AKÇELİ İŞLE SUÇLANMADIK!
Karşıyaka Belediye Başkanı Cevat Durak,CHP eski Genel Başkanı Deniz Baykal’ı ağırladığı KSK 100. Yıl Meydanı açılışında önemli mesajlar verdi. Üçüncü dönem adaylık için ‘vize’ alamayan Durak sürece yönelik sessizliğini açılışta bozdu. Bugüne kadar rekor yatırım gerçekleştirdiklerini ancak yaptıklarının, sıklıkla eleştirildiğini, görmezden gelinmek istendiğini öne süren Durak, “Eleştirildik ama kimse, ‘en fazla yatırım yapan belediye’ iddiamızı yok sayamadı.’Önce İnsan’ diyerek, yaşamdan alacaklı her bir yüz için çalıştık.31 Mart’ta görevimi bir başka arkadaşıma devredeceğim.Bunu da, alnım ak, başım dik yapacağım.Sayın Başkanım(Baykal), beni 2 kez tercih ederek, gösterdiğiniz güvenle, Karşıyaka’da, üst üste 2 dönem Belediye Başkanlığı görevini yapmış biri olarak; bugün bunu gururla söyleyebiliyorum.10 yıl içinde, tek bir akçeli işte adım geçmedi. İktidarın müfettiş baskılarıyla, yılın 365 günü denetlenmemize rağmen, yasal hiçbir merci tarafından, tek bir akçeli işle dahi suçlanmadık, soruşturulmadık. Bu koltuklarda, onurumuzla ve gururumuzla, sadece ve sadece “hizmet aşkıyla” görev yaptık. Ben, bir Cumhuriyet Halk Partiliyim… 37 yıldır, bu siyasi kültürle yoğruldum. 10 yılda, ne yakamda rozetini taşıdığım partime, ne bana güvenen siz parti yöneticilerime, ne de Karşıyakalılara ihanet etmedim. Gerçek bir Cumhuriyet Halk Partili olarak, partimin kurumsal kimliğine, parti hiyerarşisine, kültürüne, disiplinine ters düşecek, hiçbir davranışta bulunmadım. 37 yıldır Cumhuriyet Halk Partisi rozetini, yakamda gururla ve de büyük bir onurla taşıdım. Çünkü, Cumhuriyet Halk Partisi, bu topraklar üzerinde yazılmış, büyük destanın kahramanlarının, bizlere bıraktığı mirastır” dedi.

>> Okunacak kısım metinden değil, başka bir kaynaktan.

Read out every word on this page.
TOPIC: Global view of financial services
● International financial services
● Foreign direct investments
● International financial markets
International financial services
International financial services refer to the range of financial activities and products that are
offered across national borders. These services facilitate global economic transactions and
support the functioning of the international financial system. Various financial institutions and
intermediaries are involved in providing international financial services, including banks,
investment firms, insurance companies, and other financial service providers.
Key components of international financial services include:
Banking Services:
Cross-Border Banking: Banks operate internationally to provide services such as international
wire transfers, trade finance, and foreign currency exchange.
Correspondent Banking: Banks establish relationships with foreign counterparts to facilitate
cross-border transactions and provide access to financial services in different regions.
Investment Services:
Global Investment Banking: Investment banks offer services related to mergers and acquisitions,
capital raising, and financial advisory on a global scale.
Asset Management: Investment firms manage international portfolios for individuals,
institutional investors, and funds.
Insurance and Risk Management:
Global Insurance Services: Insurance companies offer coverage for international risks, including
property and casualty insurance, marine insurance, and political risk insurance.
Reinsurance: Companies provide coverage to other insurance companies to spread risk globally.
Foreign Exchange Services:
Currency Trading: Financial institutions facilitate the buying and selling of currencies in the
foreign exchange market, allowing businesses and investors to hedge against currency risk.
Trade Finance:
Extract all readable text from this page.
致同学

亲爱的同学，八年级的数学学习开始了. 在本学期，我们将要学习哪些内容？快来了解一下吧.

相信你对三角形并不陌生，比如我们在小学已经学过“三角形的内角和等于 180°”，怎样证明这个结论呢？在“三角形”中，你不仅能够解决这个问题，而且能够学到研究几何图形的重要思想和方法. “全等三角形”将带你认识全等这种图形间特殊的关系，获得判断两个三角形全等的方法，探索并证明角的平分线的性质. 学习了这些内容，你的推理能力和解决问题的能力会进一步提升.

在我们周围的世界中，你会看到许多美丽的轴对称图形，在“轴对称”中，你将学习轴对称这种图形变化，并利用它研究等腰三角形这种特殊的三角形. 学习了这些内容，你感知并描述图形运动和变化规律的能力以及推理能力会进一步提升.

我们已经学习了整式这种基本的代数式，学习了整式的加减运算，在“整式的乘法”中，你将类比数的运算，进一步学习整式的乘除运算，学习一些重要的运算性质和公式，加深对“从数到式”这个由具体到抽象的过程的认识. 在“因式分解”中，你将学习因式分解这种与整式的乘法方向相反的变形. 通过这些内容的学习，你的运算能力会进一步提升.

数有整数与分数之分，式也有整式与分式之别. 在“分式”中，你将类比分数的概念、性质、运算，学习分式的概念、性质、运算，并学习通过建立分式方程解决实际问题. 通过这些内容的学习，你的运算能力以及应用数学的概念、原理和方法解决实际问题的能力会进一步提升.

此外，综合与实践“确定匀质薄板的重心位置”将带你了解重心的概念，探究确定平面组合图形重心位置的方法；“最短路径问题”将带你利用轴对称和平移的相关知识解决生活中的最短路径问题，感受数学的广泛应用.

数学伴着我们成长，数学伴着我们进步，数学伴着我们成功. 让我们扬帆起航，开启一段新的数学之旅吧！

ARKAMIZDA GÜVENDİĞİMİZ SİZ VARDINIZ
“1992 yılında, yeniden açıldığında da, yakamda, bu partinin rozeti vardı” diyen Durak şöyle devam etti; “1994’de, 1995’de, kimse dönüp bakmazken de, ben bu partideydim. Sizin verdiğiniz görevleri layıkıyla yerine getirdim. Bir avuç insanla, tırnaklarımızla kazıyarak, Karşıyaka’da, İzmir’de, tüm Türkiye’de bu partiyi var ettik. Çünkü arkamızda, güvendiğimiz liderimiz, yani siz vardınız.Cumhuriyetimizin geleceğinden endişe duyulan zamanlarda, yüz binlerce Karşıyakalıyı altı oklu bayrak altında topladık. Arkamızdaki manevi güç yine sizdiniz.Ülkemizin içinden geçmekte olduğu, bu karanlık günlerde de, gerçek bir Cumhuriyet Halk Partili olma sorumluluğunu taşımak zorundayız”
HAKSIZLIKLARA RAĞMEN!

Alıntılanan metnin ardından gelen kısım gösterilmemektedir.